Ray Vander Laan recently reminded me, via a recording of a teaching session, that it would not be very wise to call the Old Testament by that name in conversation with a person of the Jewish faith. For the Jew, our “Old Testament” is the Tanakh. Using the term “Old Testament” would be tantamount to asserting that the New Testament is the new and improved one, which of course we essentially believe — but in the assertion we would lose our credibility in the Jewish ear.
I related Vander Laan’s well-placed reminder to my aversion to the term “Reformed.” I prefer “Calvinist,” for the latter label ascribes the doctrines to one of the key thinkers and founders of so-called Reformed theology. Using the term “Reformed” is tantamount to asserting that non-Reformed theology is obsolete and in need of reformation–in the ways in which the Arminian and Calvinist systems differ, anyway.
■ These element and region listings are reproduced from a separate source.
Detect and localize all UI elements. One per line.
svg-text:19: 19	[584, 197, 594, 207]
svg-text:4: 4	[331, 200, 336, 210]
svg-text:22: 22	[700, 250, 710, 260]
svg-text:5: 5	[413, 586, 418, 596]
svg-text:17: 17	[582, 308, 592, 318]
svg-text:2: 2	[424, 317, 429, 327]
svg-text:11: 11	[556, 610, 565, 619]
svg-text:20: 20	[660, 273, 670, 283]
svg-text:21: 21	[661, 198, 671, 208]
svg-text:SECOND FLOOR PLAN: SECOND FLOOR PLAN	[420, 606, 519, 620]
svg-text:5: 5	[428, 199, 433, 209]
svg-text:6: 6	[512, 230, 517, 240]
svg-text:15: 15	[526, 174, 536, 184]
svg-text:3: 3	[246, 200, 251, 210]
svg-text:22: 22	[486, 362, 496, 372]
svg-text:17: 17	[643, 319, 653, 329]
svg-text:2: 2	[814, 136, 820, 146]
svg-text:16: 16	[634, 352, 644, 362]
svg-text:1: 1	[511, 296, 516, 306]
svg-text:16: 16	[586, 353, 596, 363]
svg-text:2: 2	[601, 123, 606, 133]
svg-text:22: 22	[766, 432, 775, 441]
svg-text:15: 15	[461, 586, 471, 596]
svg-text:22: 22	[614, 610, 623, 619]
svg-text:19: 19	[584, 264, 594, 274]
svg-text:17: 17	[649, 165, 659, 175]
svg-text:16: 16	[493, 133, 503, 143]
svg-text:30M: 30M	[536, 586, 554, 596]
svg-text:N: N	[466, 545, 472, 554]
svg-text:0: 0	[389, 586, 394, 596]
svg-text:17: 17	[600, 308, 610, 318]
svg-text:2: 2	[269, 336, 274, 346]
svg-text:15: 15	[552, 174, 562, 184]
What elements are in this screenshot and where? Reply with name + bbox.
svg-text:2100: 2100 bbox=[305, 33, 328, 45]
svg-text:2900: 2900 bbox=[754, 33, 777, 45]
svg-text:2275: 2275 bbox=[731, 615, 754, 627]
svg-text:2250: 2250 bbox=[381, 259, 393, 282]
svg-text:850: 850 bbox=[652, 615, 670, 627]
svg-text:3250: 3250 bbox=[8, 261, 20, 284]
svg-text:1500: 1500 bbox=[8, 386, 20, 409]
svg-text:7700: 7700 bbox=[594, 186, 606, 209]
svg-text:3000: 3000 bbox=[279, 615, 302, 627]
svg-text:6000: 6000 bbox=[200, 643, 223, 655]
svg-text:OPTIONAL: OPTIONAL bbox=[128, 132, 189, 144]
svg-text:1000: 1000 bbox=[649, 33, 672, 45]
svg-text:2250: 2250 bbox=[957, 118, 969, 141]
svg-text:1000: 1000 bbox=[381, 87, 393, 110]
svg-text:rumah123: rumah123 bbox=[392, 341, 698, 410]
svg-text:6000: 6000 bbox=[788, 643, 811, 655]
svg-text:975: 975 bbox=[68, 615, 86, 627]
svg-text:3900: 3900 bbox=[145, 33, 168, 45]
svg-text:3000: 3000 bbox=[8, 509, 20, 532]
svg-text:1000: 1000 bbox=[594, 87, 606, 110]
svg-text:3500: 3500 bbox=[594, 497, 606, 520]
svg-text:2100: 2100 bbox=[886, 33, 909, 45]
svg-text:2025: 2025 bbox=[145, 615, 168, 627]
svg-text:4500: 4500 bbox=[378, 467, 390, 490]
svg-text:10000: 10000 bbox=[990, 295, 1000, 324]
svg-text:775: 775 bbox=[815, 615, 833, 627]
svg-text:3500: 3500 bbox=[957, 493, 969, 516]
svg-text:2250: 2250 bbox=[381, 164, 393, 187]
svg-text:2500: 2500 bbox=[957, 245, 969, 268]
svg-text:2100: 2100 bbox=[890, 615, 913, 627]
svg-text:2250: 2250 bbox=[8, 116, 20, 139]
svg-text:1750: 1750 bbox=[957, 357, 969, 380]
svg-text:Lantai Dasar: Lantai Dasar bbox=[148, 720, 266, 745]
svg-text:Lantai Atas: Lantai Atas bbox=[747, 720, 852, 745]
I reject that assertion, and someone who speaks glowingly and glibly of Reformed theology is likely to lose his credibility in my ear.
“Reformed” may be relatively new, but it is not tantamount to an overall improvement, to my way of thinking. The pure New Covenant is just that–new and improved. It seems to me that God communicated that pretty clearly through the One and Only Son (e.g., in the “Sermon on the Mount” and in the letter to the Hebrews).